To develop a computational framework coupling multiscale vascular models of the human liver for improved radiation dosimetry calculations that clearly distinguish the absorbed dose to tissue parenchyma and that to its blood content at all spatial scales. This framework thus addresses limitations of homogeneous blood/tissue organ models in present use in radiopharmaceutical therapy.High-fidelity tetrahedral mesh models of liver vasculature were constructed at two spatial scales. At the macroscale, detailed hepatic arterial, venous, and portal venous networks were generated within reference adult male and female computational phantoms. At the microscale, a classical hexagonal liver lobule model incorporating sinusoids, bile compartments, and cellular components was developed. A mathematical framework was further developed to couple Monte Carlo radiation transport results across these spatial scales, enabling comprehensive dosimetric calculations for radiation dose to both blood and parenchymal tissues.The coupled model system successfully accounted for the entire blood content of the liver, with approximately 31% represented in macroscale vessels (⩾100m diameter) and 69% within microscale structures. Specific absorbed fractions were computed for monoenergetic photons, electrons, and alpha particles, demonstrating reciprocity between blood-to-parenchyma and parenchyma-to-blood crossfire. Reference-values were computed for 22 therapeutic and 11 diagnostic radionuclides, providing the first comprehensive dataset for blood-specific and parenchyma-specific internal dosimetry calculations in the liver.This work establishes a novel framework for multi-scale radiation transport calculations in vascularized organs, enabling separate tracking of blood and parenchymal tissue doses. The methodology has immediate applications in improving dose calculations for radiopharmaceutical therapies, Y-90 microsphere radioembolization treatment, and analysis of blood dose during external beam radiotherapy. The approach can be readily adapted for other vascularized organs, representing a significant advancement in radiation dosimetry accuracy for both therapeutic and diagnostic applications by fully and independently accounting for organ activity localized within two tissue compartments-organ blood and organ parenchyma.
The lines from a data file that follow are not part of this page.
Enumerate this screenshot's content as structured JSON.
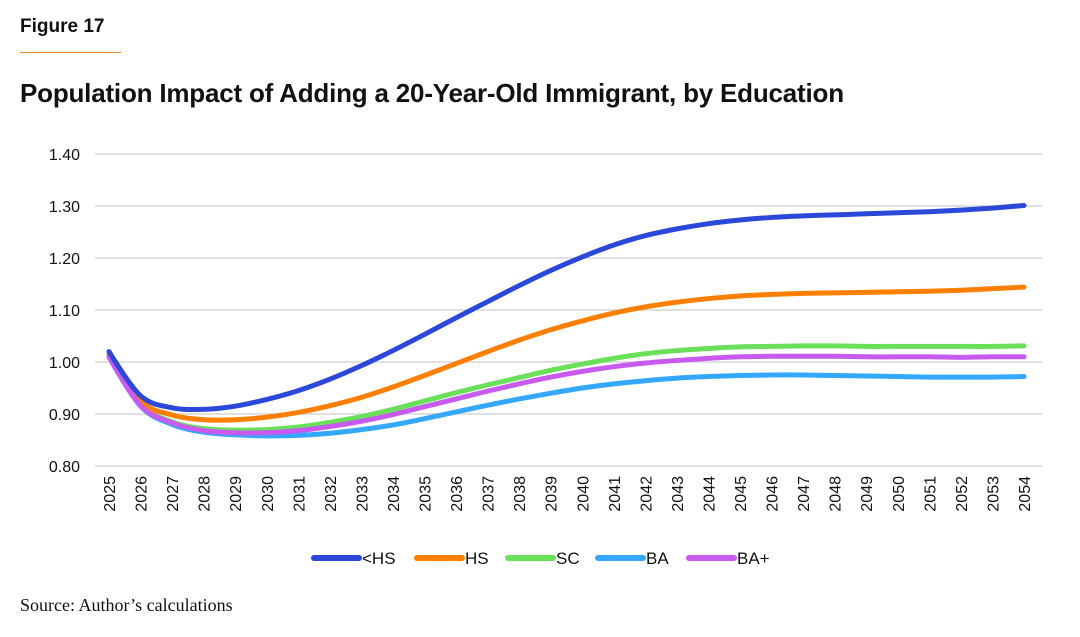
{
  "figure_label": "Figure 17",
  "source": "Source: Author’s calculations",
  "chart_data": {
    "type": "line",
    "title": "Population Impact of Adding a 20-Year-Old Immigrant, by Education",
    "xlabel": "",
    "ylabel": "",
    "ylim": [
      0.8,
      1.4
    ],
    "yticks": [
      "0.80",
      "0.90",
      "1.00",
      "1.10",
      "1.20",
      "1.30",
      "1.40"
    ],
    "grid": true,
    "legend_position": "bottom",
    "x": [
      "2025",
      "2026",
      "2027",
      "2028",
      "2029",
      "2030",
      "2031",
      "2032",
      "2033",
      "2034",
      "2035",
      "2036",
      "2037",
      "2038",
      "2039",
      "2040",
      "2041",
      "2042",
      "2043",
      "2044",
      "2045",
      "2046",
      "2047",
      "2048",
      "2049",
      "2050",
      "2051",
      "2052",
      "2053",
      "2054"
    ],
    "series": [
      {
        "name": "<HS",
        "color": "#2b48d9",
        "values": [
          1.02,
          0.935,
          0.912,
          0.909,
          0.915,
          0.928,
          0.945,
          0.967,
          0.993,
          1.022,
          1.053,
          1.085,
          1.116,
          1.147,
          1.176,
          1.202,
          1.225,
          1.243,
          1.256,
          1.266,
          1.273,
          1.278,
          1.281,
          1.283,
          1.285,
          1.287,
          1.289,
          1.292,
          1.296,
          1.301
        ]
      },
      {
        "name": "HS",
        "color": "#ff8000",
        "values": [
          1.015,
          0.925,
          0.898,
          0.889,
          0.889,
          0.894,
          0.903,
          0.916,
          0.932,
          0.952,
          0.974,
          0.997,
          1.02,
          1.042,
          1.062,
          1.079,
          1.094,
          1.106,
          1.115,
          1.122,
          1.127,
          1.13,
          1.132,
          1.133,
          1.134,
          1.135,
          1.136,
          1.138,
          1.141,
          1.144
        ]
      },
      {
        "name": "SC",
        "color": "#6ae05a",
        "values": [
          1.012,
          0.918,
          0.885,
          0.872,
          0.869,
          0.87,
          0.875,
          0.884,
          0.895,
          0.909,
          0.925,
          0.941,
          0.956,
          0.97,
          0.984,
          0.996,
          1.007,
          1.016,
          1.022,
          1.026,
          1.029,
          1.03,
          1.031,
          1.031,
          1.03,
          1.03,
          1.03,
          1.03,
          1.03,
          1.031
        ]
      },
      {
        "name": "BA",
        "color": "#34a8ff",
        "values": [
          1.01,
          0.915,
          0.88,
          0.865,
          0.86,
          0.858,
          0.859,
          0.863,
          0.87,
          0.879,
          0.891,
          0.904,
          0.917,
          0.929,
          0.94,
          0.95,
          0.958,
          0.964,
          0.969,
          0.972,
          0.974,
          0.975,
          0.975,
          0.974,
          0.973,
          0.972,
          0.971,
          0.971,
          0.971,
          0.972
        ]
      },
      {
        "name": "BA+",
        "color": "#c85af0",
        "values": [
          1.01,
          0.916,
          0.883,
          0.868,
          0.864,
          0.864,
          0.868,
          0.876,
          0.886,
          0.899,
          0.914,
          0.929,
          0.944,
          0.958,
          0.971,
          0.982,
          0.991,
          0.998,
          1.003,
          1.007,
          1.01,
          1.011,
          1.011,
          1.011,
          1.01,
          1.01,
          1.01,
          1.009,
          1.01,
          1.01
        ]
      }
    ]
  }
}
开发一个计算框架,将人类肝脏的多尺度血管模型耦合起来,以改进辐射剂量计算,从而在所有空间尺度上清晰区分组织实质和血液成分所吸收的剂量。该框架因此解决了目前放射性药物治疗中使用的均匀血液/组织器官模型的局限性。在两个空间尺度上构建了肝脏血管系统的高保真四面体网格模型。在宏观尺度上,在参考成年男性和女性计算体模内生成了详细的肝动脉、静脉和门静脉网络。在微观尺度上,开发了一个包含窦状隙、胆汁腔和细胞成分的经典六边形肝小叶模型。进一步开发了一个数学框架,以耦合这些空间尺度上的蒙特卡罗辐射传输结果,从而能够对血液和实质组织的辐射剂量进行全面的剂量计算。耦合模型系统成功地考虑了肝脏的全部血液含量,其中约31%存在于宏观血管(直径⩾100μm)中,69%存在于微观结构中。计算了单能光子、电子和α粒子的比吸收分数,证明了血液到实质和实质到血液交叉照射之间的互易性。计算了22种治疗性和11种诊断性放射性核素的参考值,提供了首个用于肝脏血液特异性和实质特异性内照射剂量计算的综合数据集。这项工作建立了一个用于血管化器官多尺度辐射传输计算的新框架,能够分别跟踪血液和实质组织的剂量。该方法在改进放射性药物治疗、Y-90微球放射性栓塞治疗的剂量计算以及外照射放疗期间的血液剂量分析方面有直接应用。该方法可以很容易地应用于其他血管化器官,通过充分且独立地考虑器官活性在器官血液和器官实质这两个组织隔室内的分布,代表了治疗和诊断应用中辐射剂量测定准确性的重大进步。